GDELT's fundamental work in exploring the application of video, speech, still image and textual AI approaches to annotating and enriching global television news at collection scale has helped forge new opportunities and seed new research possibilities, both in proving the feasibility of applying audiovisual AI at scale to television news and the immense potential of such annotations for scholars and journalists. Most recently, following the same template pioneered by GDELT with the Television News Archive, Vanderbilt Television Archive, the very first scholarly television news archive, announced its own new initiative to create automated transcripts of its archives, expanding GDELT's model to add customized speech recognition models tailored by year. A growing number of other major audiovisual archives have also cited GDELT's work in launching their own AI-powered innovation programs for their archives. In this way, GDELT increasingly serves as a centralized knowledge facilitator and innovation center driving innovation and new approaches to television news research that are already leading to major new research opportunities.

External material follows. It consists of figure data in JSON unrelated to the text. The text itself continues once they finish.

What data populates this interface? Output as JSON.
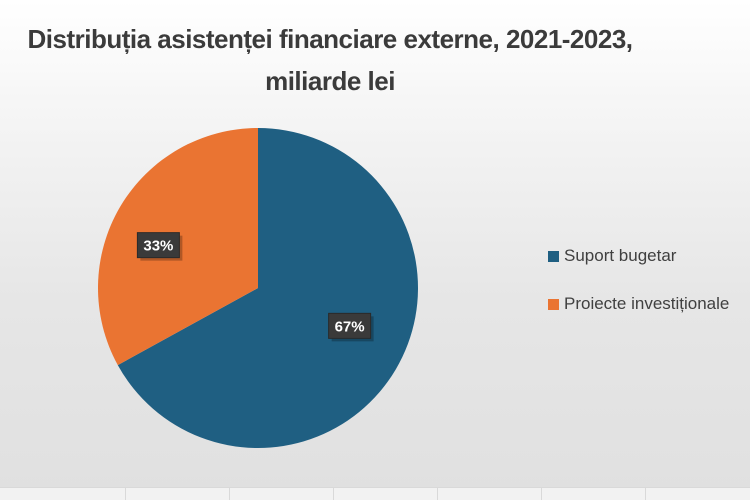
{
  "chart_data": {
    "type": "pie",
    "title": "Distribuția asistenței financiare externe, 2021-2023, miliarde lei",
    "title_lines": [
      "Distribuția asistenței financiare externe, 2021-2023,",
      "miliarde lei"
    ],
    "categories": [
      "Suport bugetar",
      "Proiecte investiționale"
    ],
    "values": [
      67,
      33
    ],
    "data_labels": [
      "67%",
      "33%"
    ],
    "colors": [
      "#1f5f82",
      "#ea7432"
    ],
    "legend_position": "right"
  }
}
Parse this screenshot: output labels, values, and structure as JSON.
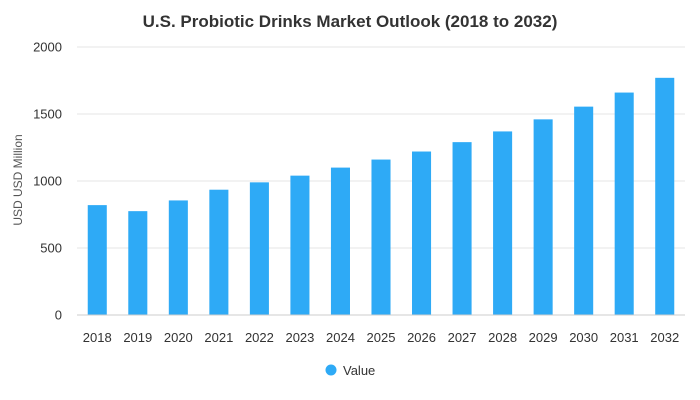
{
  "chart_data": {
    "type": "bar",
    "title": "U.S. Probiotic Drinks Market Outlook (2018 to 2032)",
    "xlabel": "",
    "ylabel": "USD USD Million",
    "categories": [
      "2018",
      "2019",
      "2020",
      "2021",
      "2022",
      "2023",
      "2024",
      "2025",
      "2026",
      "2027",
      "2028",
      "2029",
      "2030",
      "2031",
      "2032"
    ],
    "series": [
      {
        "name": "Value",
        "color": "#2eaaf6",
        "values": [
          820,
          775,
          855,
          935,
          990,
          1040,
          1100,
          1160,
          1220,
          1290,
          1370,
          1460,
          1555,
          1660,
          1770
        ]
      }
    ],
    "ylim": [
      0,
      2000
    ],
    "yticks": [
      0,
      500,
      1000,
      1500,
      2000
    ],
    "grid": true,
    "legend_position": "bottom-center"
  }
}
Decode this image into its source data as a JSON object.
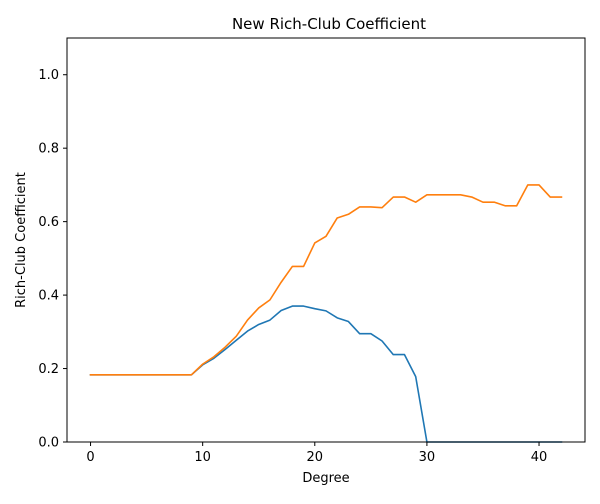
{
  "chart_data": {
    "type": "line",
    "title": "New Rich-Club Coefficient",
    "xlabel": "Degree",
    "ylabel": "Rich-Club Coefficient",
    "xlim": [
      -2.1,
      44.1
    ],
    "ylim": [
      0.0,
      1.1
    ],
    "xticks": [
      0,
      10,
      20,
      30,
      40
    ],
    "yticks": [
      0.0,
      0.2,
      0.4,
      0.6,
      0.8,
      1.0
    ],
    "xtick_labels": [
      "0",
      "10",
      "20",
      "30",
      "40"
    ],
    "ytick_labels": [
      "0.0",
      "0.2",
      "0.4",
      "0.6",
      "0.8",
      "1.0"
    ],
    "grid": false,
    "legend": null,
    "x": [
      0,
      1,
      2,
      3,
      4,
      5,
      6,
      7,
      8,
      9,
      10,
      11,
      12,
      13,
      14,
      15,
      16,
      17,
      18,
      19,
      20,
      21,
      22,
      23,
      24,
      25,
      26,
      27,
      28,
      29,
      30,
      31,
      32,
      33,
      34,
      35,
      36,
      37,
      38,
      39,
      40,
      41,
      42
    ],
    "series": [
      {
        "name": "series-1",
        "color": "#1f77b4",
        "values": [
          0.183,
          0.183,
          0.183,
          0.183,
          0.183,
          0.183,
          0.183,
          0.183,
          0.183,
          0.183,
          0.21,
          0.228,
          0.252,
          0.277,
          0.302,
          0.32,
          0.332,
          0.358,
          0.37,
          0.37,
          0.363,
          0.357,
          0.338,
          0.328,
          0.295,
          0.295,
          0.275,
          0.238,
          0.238,
          0.178,
          0.0,
          0.0,
          0.0,
          0.0,
          0.0,
          0.0,
          0.0,
          0.0,
          0.0,
          0.0,
          0.0,
          0.0,
          0.0
        ]
      },
      {
        "name": "series-2",
        "color": "#ff7f0e",
        "values": [
          0.183,
          0.183,
          0.183,
          0.183,
          0.183,
          0.183,
          0.183,
          0.183,
          0.183,
          0.183,
          0.212,
          0.232,
          0.258,
          0.288,
          0.332,
          0.365,
          0.387,
          0.435,
          0.478,
          0.478,
          0.542,
          0.56,
          0.61,
          0.62,
          0.64,
          0.64,
          0.638,
          0.667,
          0.667,
          0.653,
          0.673,
          0.673,
          0.673,
          0.673,
          0.667,
          0.653,
          0.653,
          0.643,
          0.643,
          0.7,
          0.7,
          0.667,
          0.667
        ]
      }
    ]
  }
}
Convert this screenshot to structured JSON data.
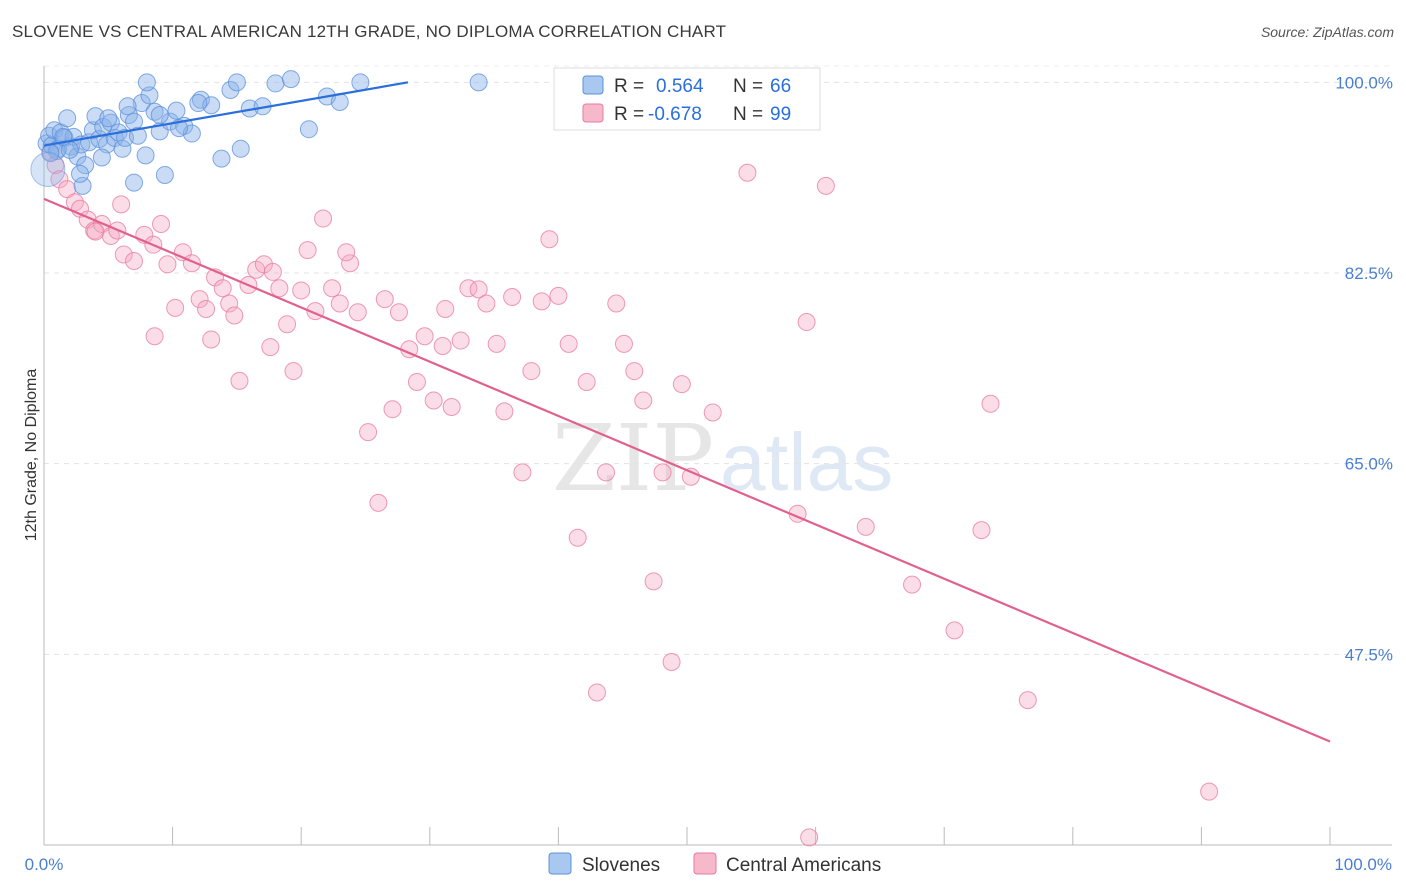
{
  "header": {
    "title": "SLOVENE VS CENTRAL AMERICAN 12TH GRADE, NO DIPLOMA CORRELATION CHART",
    "source": "Source: ZipAtlas.com"
  },
  "watermark": {
    "zip": "ZIP",
    "atlas": "atlas"
  },
  "legend": {
    "r_label": "R =",
    "n_label": "N =",
    "series": [
      {
        "name": "Slovenes",
        "r": "0.564",
        "n": "66",
        "color": "#5b8fdb",
        "fill": "#a9c8f0"
      },
      {
        "name": "Central Americans",
        "r": "-0.678",
        "n": "99",
        "color": "#e8799d",
        "fill": "#f6b9cc"
      }
    ]
  },
  "chart_data": {
    "type": "scatter",
    "title": "SLOVENE VS CENTRAL AMERICAN 12TH GRADE, NO DIPLOMA CORRELATION CHART",
    "xlabel": "",
    "ylabel": "12th Grade, No Diploma",
    "xlim": [
      0,
      100
    ],
    "ylim": [
      30,
      101.5
    ],
    "x_tick_labels": [
      "0.0%",
      "100.0%"
    ],
    "y_ticks": [
      47.5,
      65.0,
      82.5,
      100.0
    ],
    "y_tick_labels": [
      "47.5%",
      "65.0%",
      "82.5%",
      "100.0%"
    ],
    "grid": true,
    "legend_position": "top-center",
    "series": [
      {
        "name": "Slovenes",
        "color": "#5b8fdb",
        "trend": {
          "x": [
            0.0,
            28.3
          ],
          "y": [
            94.2,
            100.0
          ]
        },
        "points": [
          [
            0.2,
            94.4
          ],
          [
            0.4,
            95.1
          ],
          [
            0.6,
            94.2
          ],
          [
            0.8,
            95.6
          ],
          [
            1.1,
            93.9
          ],
          [
            1.3,
            95.4
          ],
          [
            1.6,
            94.9
          ],
          [
            1.8,
            96.7
          ],
          [
            2.1,
            94.1
          ],
          [
            2.3,
            95.0
          ],
          [
            2.6,
            93.2
          ],
          [
            2.9,
            94.3
          ],
          [
            3.2,
            92.4
          ],
          [
            3.5,
            94.5
          ],
          [
            3.8,
            95.6
          ],
          [
            4.0,
            96.9
          ],
          [
            4.3,
            94.8
          ],
          [
            4.6,
            95.9
          ],
          [
            4.9,
            94.3
          ],
          [
            5.2,
            96.3
          ],
          [
            5.5,
            94.9
          ],
          [
            5.8,
            95.4
          ],
          [
            6.1,
            93.9
          ],
          [
            6.3,
            94.9
          ],
          [
            6.6,
            97.0
          ],
          [
            7.0,
            96.4
          ],
          [
            7.3,
            95.1
          ],
          [
            7.6,
            98.1
          ],
          [
            7.9,
            93.3
          ],
          [
            8.2,
            98.8
          ],
          [
            8.6,
            97.3
          ],
          [
            9.0,
            95.5
          ],
          [
            9.4,
            91.5
          ],
          [
            9.8,
            96.4
          ],
          [
            10.3,
            97.4
          ],
          [
            10.9,
            96.0
          ],
          [
            11.5,
            95.3
          ],
          [
            12.2,
            98.4
          ],
          [
            13.0,
            97.9
          ],
          [
            13.8,
            93.0
          ],
          [
            14.5,
            99.3
          ],
          [
            15.3,
            93.9
          ],
          [
            16.0,
            97.6
          ],
          [
            17.0,
            97.8
          ],
          [
            18.0,
            99.9
          ],
          [
            19.2,
            100.3
          ],
          [
            20.6,
            95.7
          ],
          [
            22.0,
            98.7
          ],
          [
            23.0,
            98.2
          ],
          [
            24.6,
            100.0
          ],
          [
            33.8,
            100.0
          ],
          [
            8.0,
            100.0
          ],
          [
            15.0,
            100.0
          ],
          [
            7.0,
            90.8
          ],
          [
            4.5,
            93.1
          ],
          [
            3.0,
            90.5
          ],
          [
            1.0,
            93.7
          ],
          [
            10.5,
            95.8
          ],
          [
            6.5,
            97.8
          ],
          [
            2.0,
            93.8
          ],
          [
            5.0,
            96.7
          ],
          [
            9.0,
            97.0
          ],
          [
            12.0,
            98.1
          ],
          [
            0.5,
            93.5
          ],
          [
            1.5,
            95.0
          ],
          [
            2.8,
            91.6
          ]
        ]
      },
      {
        "name": "Central Americans",
        "color": "#e8799d",
        "trend": {
          "x": [
            0.0,
            100.0
          ],
          "y": [
            89.3,
            39.5
          ]
        },
        "points": [
          [
            0.5,
            93.6
          ],
          [
            0.9,
            92.4
          ],
          [
            1.2,
            91.1
          ],
          [
            1.8,
            90.2
          ],
          [
            2.4,
            89.0
          ],
          [
            2.8,
            88.4
          ],
          [
            3.4,
            87.4
          ],
          [
            3.9,
            86.4
          ],
          [
            4.5,
            87.0
          ],
          [
            5.2,
            85.9
          ],
          [
            5.7,
            86.4
          ],
          [
            6.2,
            84.2
          ],
          [
            7.0,
            83.6
          ],
          [
            7.8,
            86.0
          ],
          [
            8.5,
            85.1
          ],
          [
            9.1,
            87.0
          ],
          [
            9.6,
            83.3
          ],
          [
            10.2,
            79.3
          ],
          [
            10.8,
            84.4
          ],
          [
            11.5,
            83.4
          ],
          [
            12.1,
            80.1
          ],
          [
            12.6,
            79.2
          ],
          [
            13.3,
            82.1
          ],
          [
            13.9,
            81.1
          ],
          [
            14.4,
            79.7
          ],
          [
            14.8,
            78.6
          ],
          [
            15.2,
            72.6
          ],
          [
            15.9,
            81.4
          ],
          [
            16.5,
            82.8
          ],
          [
            17.1,
            83.3
          ],
          [
            17.6,
            75.7
          ],
          [
            18.3,
            81.1
          ],
          [
            18.9,
            77.8
          ],
          [
            19.4,
            73.5
          ],
          [
            20.0,
            80.9
          ],
          [
            20.5,
            84.6
          ],
          [
            21.1,
            79.0
          ],
          [
            21.7,
            87.5
          ],
          [
            22.4,
            81.1
          ],
          [
            23.0,
            79.7
          ],
          [
            23.8,
            83.4
          ],
          [
            24.4,
            78.9
          ],
          [
            25.2,
            67.9
          ],
          [
            26.0,
            61.4
          ],
          [
            26.5,
            80.1
          ],
          [
            27.1,
            70.0
          ],
          [
            27.6,
            78.9
          ],
          [
            28.4,
            75.5
          ],
          [
            29.0,
            72.5
          ],
          [
            29.6,
            76.7
          ],
          [
            30.3,
            70.8
          ],
          [
            31.0,
            75.8
          ],
          [
            31.7,
            70.2
          ],
          [
            32.4,
            76.3
          ],
          [
            33.0,
            81.1
          ],
          [
            33.8,
            81.0
          ],
          [
            34.4,
            79.7
          ],
          [
            35.2,
            76.0
          ],
          [
            35.8,
            69.8
          ],
          [
            36.4,
            80.3
          ],
          [
            37.2,
            64.2
          ],
          [
            37.9,
            73.5
          ],
          [
            38.7,
            79.9
          ],
          [
            39.3,
            85.6
          ],
          [
            40.0,
            80.4
          ],
          [
            40.8,
            76.0
          ],
          [
            41.5,
            58.2
          ],
          [
            42.2,
            72.5
          ],
          [
            43.0,
            44.0
          ],
          [
            43.7,
            64.2
          ],
          [
            44.5,
            79.7
          ],
          [
            45.1,
            76.0
          ],
          [
            45.9,
            73.5
          ],
          [
            46.6,
            70.8
          ],
          [
            47.4,
            54.2
          ],
          [
            48.1,
            64.2
          ],
          [
            48.8,
            46.8
          ],
          [
            49.6,
            72.3
          ],
          [
            50.3,
            63.8
          ],
          [
            52.0,
            69.7
          ],
          [
            54.7,
            91.7
          ],
          [
            58.6,
            60.4
          ],
          [
            59.3,
            78.0
          ],
          [
            60.8,
            90.5
          ],
          [
            63.9,
            59.2
          ],
          [
            67.5,
            53.9
          ],
          [
            70.8,
            49.7
          ],
          [
            72.9,
            58.9
          ],
          [
            73.6,
            70.5
          ],
          [
            76.5,
            43.3
          ],
          [
            90.6,
            34.9
          ],
          [
            59.5,
            30.7
          ],
          [
            31.2,
            79.2
          ],
          [
            23.5,
            84.4
          ],
          [
            17.8,
            82.6
          ],
          [
            13.0,
            76.4
          ],
          [
            8.6,
            76.7
          ],
          [
            6.0,
            88.8
          ],
          [
            4.0,
            86.3
          ]
        ]
      }
    ]
  }
}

In short, over the past decade, GDELT has not only fundamentally reimagined the possible in media research, it has seeded new innovation for the field at large, conducting both pioneering new research that has transformed what is achievable and created entirely new visions for audiovisual research, but also created the tools, interfaces and technical workflows that have made it possible for journalists and scholars across the world to harness these immense leaps forward in their own work.

As the web increasingly transitions to a video-first medium, the TV Archive contains a wealth of insights and lessons into how stories have been told through video over the past nearly quarter-century and how those visual and spoken storytelling approaches differ across the world and over time. Much as emblem books offer a window into how complex and nuanced topics were concisely conveyed centuries ago, television news offers a window into how the world has used the complex medium of video to tell stories from the complex and technical to the lighthearted and aspirational to the political and divisive all across the world.

Within this massive combined archive of global news coverage spanning text, imagery, audio and video lie the stories and narratives that have defined the 21st century. From the global events that captivated the world to the infinite stories that received more local attention, to existential changes in news consumption like the rise of social media, the digital revolution and algorithmic filter bubbles, this combined archive is essentially a catalog of planet earth itself. Yet its immense size and scale means much remains to be done to unlock the full potential of this vast archive for scholars and journalists.

As the Television News Archive takes its first steps into its second decade, it is enabling journalism and scholarship of the fourth estate which forms not only the lens through which the public sees the world, but the very bedrock of the democratic system increasingly under attack across the world. In its first decade, the Television News Archive built the infrastructure to collect, archive and preserve television news from around the world and unlocked the power of this vast and incredibly unique archive for journalists and researchers from across the world.

Looking back on all we've accomplished together over the past decade, the TV Archive's second decade promises to fundamentally transform and reimagine how journalists, scholars, policymakers and the public are able to make sense of the world around us.